広い園内をゆっくり散策しながら巡るのも良いですが、丘の上にあるので年配の家族や小さなお子様と一緒なら、ウェルカムプラザでラウンドカーをレンタルして回るのもオススメです。
住所 〒887-0101 宮崎県日南市大字宮浦2650
最寄駅などからのアクセス 【車】宮崎自動車道 宮崎ICより約40分 【公共交通】JR宮崎駅前より宮崎交通にて約1時間20分、「サンメッセ日南」バス停下車、徒歩約15分
電話番号 0987-29-1900
営業時間 9:30~17:00
定休日 毎週水曜日
料金 大人 1,000円、中高生 700円、4歳以上 500円
その他備考など 無料駐車場あり(220台) その他備考など:無料駐車場あり(220台) 売店にて荷物預かりあり(無料) 3. 宮崎までのアクセス 東京から宮崎まで行く方法は、飛行機を利用する方法と、新幹線と在来線を乗り継いで行く方法があります。ただ、新幹線と在来線を利用する場合は最短でも約9時間かかるため、今回は飛行機でのアクセスについて紹介します。

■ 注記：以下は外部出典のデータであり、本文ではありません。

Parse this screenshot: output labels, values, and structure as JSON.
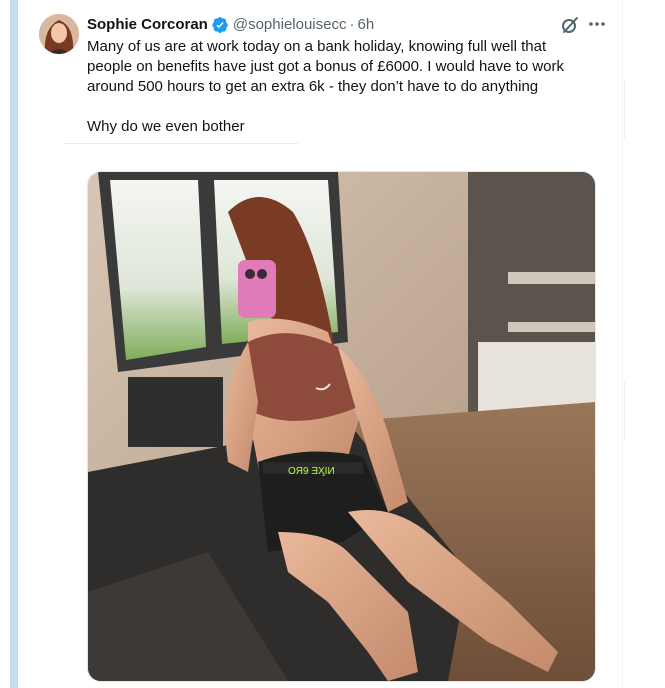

東京からの飛行機は、羽田空港(東京国際空港)から、JAL・ANA・ソラシドエアが就航しており、便数は合計23便あります。フライト時間は約1時間45分です。成田空港からはジェットスターの直行便が1便就航しており、フライト時間は約2時間5分です。料金は成田空港発のジェットスター便が一番安く、片道¥5,580〜となっています。羽田空港利用の場合は、ソラシドエアが¥35,000程度、ANAとJALはフレックスで¥49,870ですがANAのバリューや早割、JALのセイバーやスーパーセイバーなどを利用すると安く搭乗できるので、前もって予定が決まっていれば、早めのご予約をおすすめします。
4. まとめ ここまで宮崎の観光スポットの紹介をしてきました。南国宮崎は冬でも過ごしやすい気候と晴れの日が多いこともあり、旅行先としてとても良い場所です。
新婚旅行のメッカでもある宮崎は、自然も多く美味しいグルメも満載。大切な人との旅行はもちろん、家族連れ、シニアの旅行先としてもピッタリです。
県内の東西南北のエリアにそれぞれ魅力あるスポットが点在し、一日で巡るのは難しいかと思います。この記事を参考に旅行計画を立てて、宮崎を満喫してくださいね。